Philosophical musings: interpreting models

Laurent Martelli
10 Sep 1999 12:14:54 +0200

>>>>> "Jim" == Jim Little <> writes:

  Jim> Laurent Martelli wrote:
  >>  >>>>> "Jim" == Jim Little <> writes:
  Jim> LISP's semantics are very clean, but they're also very
  Jim> low-level.
  >>  ??? To me the semantics of Lisp can be summed up as "call
  >> functions with parameters which are objects, and do something
  >> wity the result which is also an object. Plus the fact that you
  >> can bind a symbol to an object". I think this is very high level
  >> because it does not mention memory, CPU, storage, IO ...
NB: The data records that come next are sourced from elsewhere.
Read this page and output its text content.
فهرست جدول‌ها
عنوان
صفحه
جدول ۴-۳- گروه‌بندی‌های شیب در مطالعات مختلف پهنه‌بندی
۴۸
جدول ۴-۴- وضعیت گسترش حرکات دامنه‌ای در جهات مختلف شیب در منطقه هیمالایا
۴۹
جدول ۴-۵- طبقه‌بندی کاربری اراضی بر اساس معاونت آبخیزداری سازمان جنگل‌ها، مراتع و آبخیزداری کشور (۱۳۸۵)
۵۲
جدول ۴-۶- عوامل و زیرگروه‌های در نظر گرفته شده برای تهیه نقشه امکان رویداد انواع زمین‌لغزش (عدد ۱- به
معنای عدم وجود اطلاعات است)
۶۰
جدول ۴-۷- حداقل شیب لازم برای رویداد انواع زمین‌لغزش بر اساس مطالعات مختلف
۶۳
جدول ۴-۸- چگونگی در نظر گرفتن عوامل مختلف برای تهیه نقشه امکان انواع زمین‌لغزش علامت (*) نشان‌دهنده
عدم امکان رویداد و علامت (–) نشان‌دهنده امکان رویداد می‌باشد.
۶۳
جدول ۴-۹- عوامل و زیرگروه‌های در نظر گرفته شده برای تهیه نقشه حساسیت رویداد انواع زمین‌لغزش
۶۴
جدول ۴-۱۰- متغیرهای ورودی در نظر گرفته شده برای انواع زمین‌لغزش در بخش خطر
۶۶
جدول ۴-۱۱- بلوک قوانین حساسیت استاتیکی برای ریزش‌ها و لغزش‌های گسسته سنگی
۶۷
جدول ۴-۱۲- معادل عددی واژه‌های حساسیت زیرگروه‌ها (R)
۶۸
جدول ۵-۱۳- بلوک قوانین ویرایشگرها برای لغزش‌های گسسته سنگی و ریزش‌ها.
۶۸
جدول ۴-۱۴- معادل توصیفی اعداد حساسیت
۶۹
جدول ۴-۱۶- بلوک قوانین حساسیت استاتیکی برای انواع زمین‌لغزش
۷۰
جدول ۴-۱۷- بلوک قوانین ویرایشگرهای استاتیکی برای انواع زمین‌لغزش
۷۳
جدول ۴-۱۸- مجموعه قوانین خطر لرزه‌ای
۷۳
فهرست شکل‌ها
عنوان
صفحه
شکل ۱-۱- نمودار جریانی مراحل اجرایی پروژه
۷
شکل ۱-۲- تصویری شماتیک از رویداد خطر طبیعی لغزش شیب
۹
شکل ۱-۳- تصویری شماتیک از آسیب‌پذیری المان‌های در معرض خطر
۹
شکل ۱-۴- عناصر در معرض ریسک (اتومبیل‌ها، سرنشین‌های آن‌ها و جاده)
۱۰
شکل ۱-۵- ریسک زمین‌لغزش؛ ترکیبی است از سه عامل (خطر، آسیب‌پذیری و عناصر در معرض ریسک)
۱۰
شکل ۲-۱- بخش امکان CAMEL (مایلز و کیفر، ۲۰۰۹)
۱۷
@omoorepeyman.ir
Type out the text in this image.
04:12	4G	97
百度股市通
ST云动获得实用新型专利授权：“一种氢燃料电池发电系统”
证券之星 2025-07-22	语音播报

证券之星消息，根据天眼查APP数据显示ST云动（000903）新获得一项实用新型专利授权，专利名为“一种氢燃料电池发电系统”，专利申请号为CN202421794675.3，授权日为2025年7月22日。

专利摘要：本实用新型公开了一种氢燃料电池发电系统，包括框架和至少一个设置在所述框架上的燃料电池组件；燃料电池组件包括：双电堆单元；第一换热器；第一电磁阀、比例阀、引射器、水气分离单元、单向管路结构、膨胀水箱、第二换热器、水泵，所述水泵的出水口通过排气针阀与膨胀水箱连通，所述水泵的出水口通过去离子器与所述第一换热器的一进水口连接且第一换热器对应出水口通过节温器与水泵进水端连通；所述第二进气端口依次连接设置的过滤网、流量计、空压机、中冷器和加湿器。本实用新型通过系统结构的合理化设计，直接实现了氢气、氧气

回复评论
  Jim> I agree that it's better than hardware-level semantics, but I
  Jim> still think Lisp's semantics are very low-level.  They don't
  Jim> relate to real world actions, only mathematical ones.  Here's
  Jim> what I see as high level semantics:

  Jim> . Dial a phone number . Print a document . Display a picture
  Jim> . Calculate income tax etc

I'm sorry to insist :-) but the examples that you give can be
expressed very simply with the semantic of lisp :

        (dial phone-number)
        (print document a-printer)
        (display picture display-device) 
        ;; note : it's the same as print actually
        (calculate-income-tax salary)

If a user wants to dial a phone number, he'll invoque the "dial"
service and give it the number he wants to dial as a parameter. What's
so low level in this ?

  Jim> Even if LISP were compiled, it couldn't understand that it's
  Jim> allowed to compile the program "DISPLAY 'Hello world'" into a
  Jim> windowed application AS WELL AS a console application.  A
  Jim> very-high-level language's compiler would have that knowledge.
  >>  What prevents you from writing such a display function which is
  >> able to choose how to display depending on the device it can use
  >> ? Why should the compiler have to do this when this can be done
  >> at the "user-level" ?

  Jim> Well, in addition to leading to large and difficult to
  Jim> understand code, that approach isn't very flexible.  Languages
  Jim> specify certain semantics and then the compiler has total
  Jim> flexibility in how those semantics are implemented.  Different
  Jim> compilers can implement the same semantics in totally different
  Jim> ways, and compete based on the strength of those
  Jim> implementations.  If you code the choice directly into your
  Jim> function, there's no outside involvement and no way for two
  Jim> different approaches to the same feature to compete.

Well you can code two alternatives in the function, and choose with a
simple if. And the compiler ought to be able to optimize the if.